# Question about pressure washing



## Dave Mac

Does anyone know for sure if you have to be certified to just low pressure wash a house built before 1978???????? 



thanks
dave


----------



## stelzerpaintinginc.

If you end up disturbing 6 or more square-feet of that paint during the washing, you'd better be. Depends upon the current condition of the paint-job and whether or not it can withstand even a light washing without paint falling off. Some jobs are just too risky to wash IMO, at least until the removal of loose paint & sanding are done. 

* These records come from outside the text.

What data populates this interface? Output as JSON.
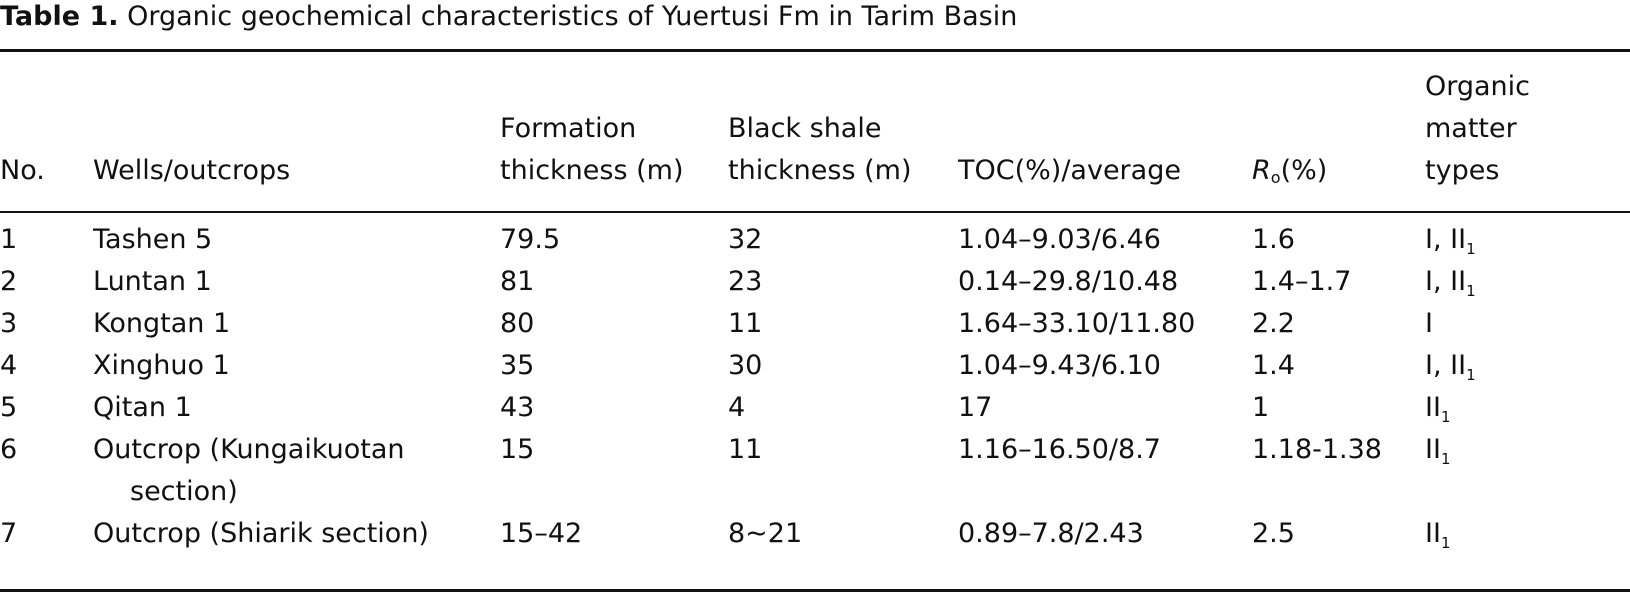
{
  "caption": {
    "label": "Table 1.",
    "text": "Organic geochemical characteristics of Yuertusi Fm in Tarim Basin"
  },
  "headers": {
    "no": "No.",
    "wells": "Wells/outcrops",
    "formation_1": "Formation",
    "formation_2": "thickness (m)",
    "shale_1": "Black shale",
    "shale_2": "thickness (m)",
    "toc": "TOC(%)/average",
    "ro_r": "R",
    "ro_sub": "o",
    "ro_rest": "(%)",
    "om_1": "Organic",
    "om_2": "matter",
    "om_3": "types"
  },
  "rows": [
    {
      "no": "1",
      "well": "Tashen 5",
      "well2": "",
      "formation": "79.5",
      "shale": "32",
      "toc": "1.04–9.03/6.46",
      "ro": "1.6",
      "om_main": "I, II",
      "om_sub": "1"
    },
    {
      "no": "2",
      "well": "Luntan 1",
      "well2": "",
      "formation": "81",
      "shale": "23",
      "toc": "0.14–29.8/10.48",
      "ro": "1.4–1.7",
      "om_main": "I, II",
      "om_sub": "1"
    },
    {
      "no": "3",
      "well": "Kongtan 1",
      "well2": "",
      "formation": "80",
      "shale": "11",
      "toc": "1.64–33.10/11.80",
      "ro": "2.2",
      "om_main": "I",
      "om_sub": ""
    },
    {
      "no": "4",
      "well": "Xinghuo 1",
      "well2": "",
      "formation": "35",
      "shale": "30",
      "toc": "1.04–9.43/6.10",
      "ro": "1.4",
      "om_main": "I, II",
      "om_sub": "1"
    },
    {
      "no": "5",
      "well": "Qitan 1",
      "well2": "",
      "formation": "43",
      "shale": "4",
      "toc": "17",
      "ro": "1",
      "om_main": "II",
      "om_sub": "1"
    },
    {
      "no": "6",
      "well": "Outcrop (Kungaikuotan",
      "well2": "section)",
      "formation": "15",
      "shale": "11",
      "toc": "1.16–16.50/8.7",
      "ro": "1.18-1.38",
      "om_main": "II",
      "om_sub": "1"
    },
    {
      "no": "7",
      "well": "Outcrop (Shiarik section)",
      "well2": "",
      "formation": "15–42",
      "shale": "8∼21",
      "toc": "0.89–7.8/2.43",
      "ro": "2.5",
      "om_main": "II",
      "om_sub": "1"
    }
  ]
}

Will you also be painting it? If not, are you figuring on getting it clean from just your low-pressure wash? It can be done, but usually needs the help of cleaning agents, chems, scrub-brushes, etc. 


Stelzer Painting Inc.


----------



## Dave Mac

Thanks Troy

it would be a low pressure wash allowing all the detergents to do the work, no painting to be done. Just want to make sure I am legal to do it, I know I can do it with out disturbing any of the existing coating.


----------



## vermontpainter

Simple cherry. 

No ladders.


----------



## Twpaint

Go for it!


----------



## PressurePros

vermontpainter said:


> Simple cherry.
> 
> No ladders.


You're behind the times, Scott. Lemonator is the new king.


----------



## vermontpainter

PressurePros said:


> You're behind the times, Scott. Lemonator is the new king.


I have always liked saying:

"Simple Cherry. No ladders."

I suppose I could get used to saying:

"Lemonator. No Ladders."

Rolls off the tongue better than:

"Gutter Grenade. No ladders."


----------



## PressurePros

Elemonate those ladders!


----------



## soperfect paint

U can use simple cherry that will be the fine option.


----------



## salmangeri

A certain painter I know who is lead certified will power wash in rural locations only....when in town on main streets he simply won't take the chance...can you say
$$$$37,500.....has quite a ring to it.... doesn't it?


----------